Un état des recherches sur les relations entre prosodie et discours

Un état des recherches sur les relations entre prosodie et discours

Il est assez récent que les prosodistes s’intéressent à ce qui se passe au-delà de la phrase alors que les analystes du discours ont montré un intérêt précoce pour les phénomènes prosodiques. Cette section voudrait rendre compte de l’essentiel des approches qui ont abordé l’articulation de la prosodie et du discours à partir des principales thématiques qui ont permis l’émergence de cette interface. Il ne s’agit pas d’en faire l’inventaire exhaustif, ce qui serait aussi fastidieux qu’inutile, mais de citer et de décrire les travaux les plus représentatifs et les plus intéressants pour notre propre recherche. Lorsque nous avons donné une définition préliminaire de la prosodie (section 1.1.1), nous avons évoqué les grandes fonctions qu’elle assume. Trois d’entre elles fédèrent les études consacrées à l’interface prosodie/discours : la fonction de structuration, la fonction interactionnelle et l’expression des émotions. La fonction de structuration concerne le plus grand nombre de travaux, aussi bien de la part de spécialistes de la prosodie que d’analystes du discours ; la fonction interactionnelle intéresse plus particulièrement les chercheurs provenant de l’analyse conversationnelle tandis que l’étude de l’expression des émotions mobilise des auteurs venus d’horizons très divers. C’est dans cet ordre que nous les explorerons.

Prosodie et structure discursive

La fonction de structuration est la plus évidente des fonctions remplies par la prosodie, c’est également la plus aisément accessible à l’observation, ce qui explique que le plus grand nombre d’études concernant les relations de la prosodie et du discours traitent cette question. Au cours de cette section, nous verrons comment, s’intéressant aux corpus attestés, les analystes du discours les premiers ont observé l’importance de certaines informations prosodiques pour l’organisation du texte audelà de la phrase. Nous verrons ensuite comment les prosodistes, sans doute à cause d’une longue tradition de travaux de laboratoire, ont d’abord exploré les relations de la prosodie avec la syntaxe, observables sur des exemples construits, avant d’élargir les recherches au discours.

Le point de vue de l’analyse de discours 

Les analystes du discours se sont intéressés très tôt au rôle joué par la prosodie dans deux aspects différents de la structuration discursive : la délimitation de macro-unités discursives comparables aux paragraphes de l’écrit d’une part, le marquage de la structure informationnelle d’autre part.

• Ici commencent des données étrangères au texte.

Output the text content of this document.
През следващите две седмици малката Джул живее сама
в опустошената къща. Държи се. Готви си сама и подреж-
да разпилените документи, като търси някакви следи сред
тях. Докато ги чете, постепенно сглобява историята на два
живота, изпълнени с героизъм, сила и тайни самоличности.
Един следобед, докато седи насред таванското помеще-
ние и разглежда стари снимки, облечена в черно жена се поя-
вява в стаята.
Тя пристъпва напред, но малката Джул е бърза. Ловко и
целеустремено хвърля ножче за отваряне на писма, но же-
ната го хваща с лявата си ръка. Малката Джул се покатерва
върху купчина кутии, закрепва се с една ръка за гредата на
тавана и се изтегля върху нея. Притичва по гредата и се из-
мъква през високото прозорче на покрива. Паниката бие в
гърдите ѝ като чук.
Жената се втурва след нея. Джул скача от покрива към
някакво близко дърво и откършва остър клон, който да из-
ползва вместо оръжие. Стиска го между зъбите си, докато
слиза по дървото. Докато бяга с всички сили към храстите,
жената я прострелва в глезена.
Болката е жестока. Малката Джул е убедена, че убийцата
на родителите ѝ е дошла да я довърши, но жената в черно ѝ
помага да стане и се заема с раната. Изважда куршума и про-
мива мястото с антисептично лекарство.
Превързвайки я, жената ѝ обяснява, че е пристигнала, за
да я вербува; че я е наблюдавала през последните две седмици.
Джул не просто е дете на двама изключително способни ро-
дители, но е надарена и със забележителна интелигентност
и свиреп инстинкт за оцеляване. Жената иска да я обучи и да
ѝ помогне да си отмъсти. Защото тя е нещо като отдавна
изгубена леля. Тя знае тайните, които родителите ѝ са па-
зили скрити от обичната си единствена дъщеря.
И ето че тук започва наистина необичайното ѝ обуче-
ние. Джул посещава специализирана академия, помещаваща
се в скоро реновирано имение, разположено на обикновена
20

Paraton, période et organisation périodique

Brown donne le nom de paraton (paratone) au paragraphe oral (Brown, 1977). On trouve une définition précise et complète de ce concept dans le manuel qu’il publie plus tard avec Yule (Brown & Yule, 1983) et où l’intention du locuteur guide le découpage en paratons. Le paraton est donc l’unité orale qui transmet un topique, défini comme une unité de sens cohérente. La spécificité du paraton est que ses frontières sont signalées essentiellement par des marques prosodiques : une proéminence intonative au début, un accent bas, une perte d’amplitude, une pause longue à la fin. La notion voisine de période proposée par Berrendonner (1993) conçoit les intonèmes (morphèmes intonatifs à fonction continuative ou conclusive définis par Rossi, 1981) comme :

« (…) des opérateurs d’actualisation s’appliquant à des clauses pour produire des actes d’énonciation. » (Berrendonner, 1993).

Ainsi la prosodie actualise l’énoncé, c’est-à-dire le rend effectif et transmissible en fonction d’une intention communicative (voir aussi Hazaël-Massieux, 1983). Ces travaux et de très nombreux autres concernant cette question ont conduit les concepteurs du modèle genevois (Roulet et al., 2001, ch. 8) à proposer ce qu’ils nomment l’organisation périodique dont l’objectif est de décrire la ponctuation du discours à partir de l’observation de corpus attestés. La ponctuation prosodique y est envisagée dans ses rapports avec différents niveaux discursifs :
• avec la syntaxe et dans sa participation à la signalisation des bribes et des hésitations ;
• avec les différents niveaux de la structure discursive pour former des actes périodiques (continuatifs) et des mouvements périodiques (conclusifs) ;
• avec l’interaction lorsqu’elle intervient dans la gestion des tours de parole ;
• avec la dimension référentielle lorsqu’elle marque un changement d’orientation de l’activité du locuteur.

La problématique de cette thèse nous conduira à aborder la question de la fonction conclusive ou non de l’intonation d’implication ainsi que la question de son éventuelle intervention dans la gestion de certains tours de parole.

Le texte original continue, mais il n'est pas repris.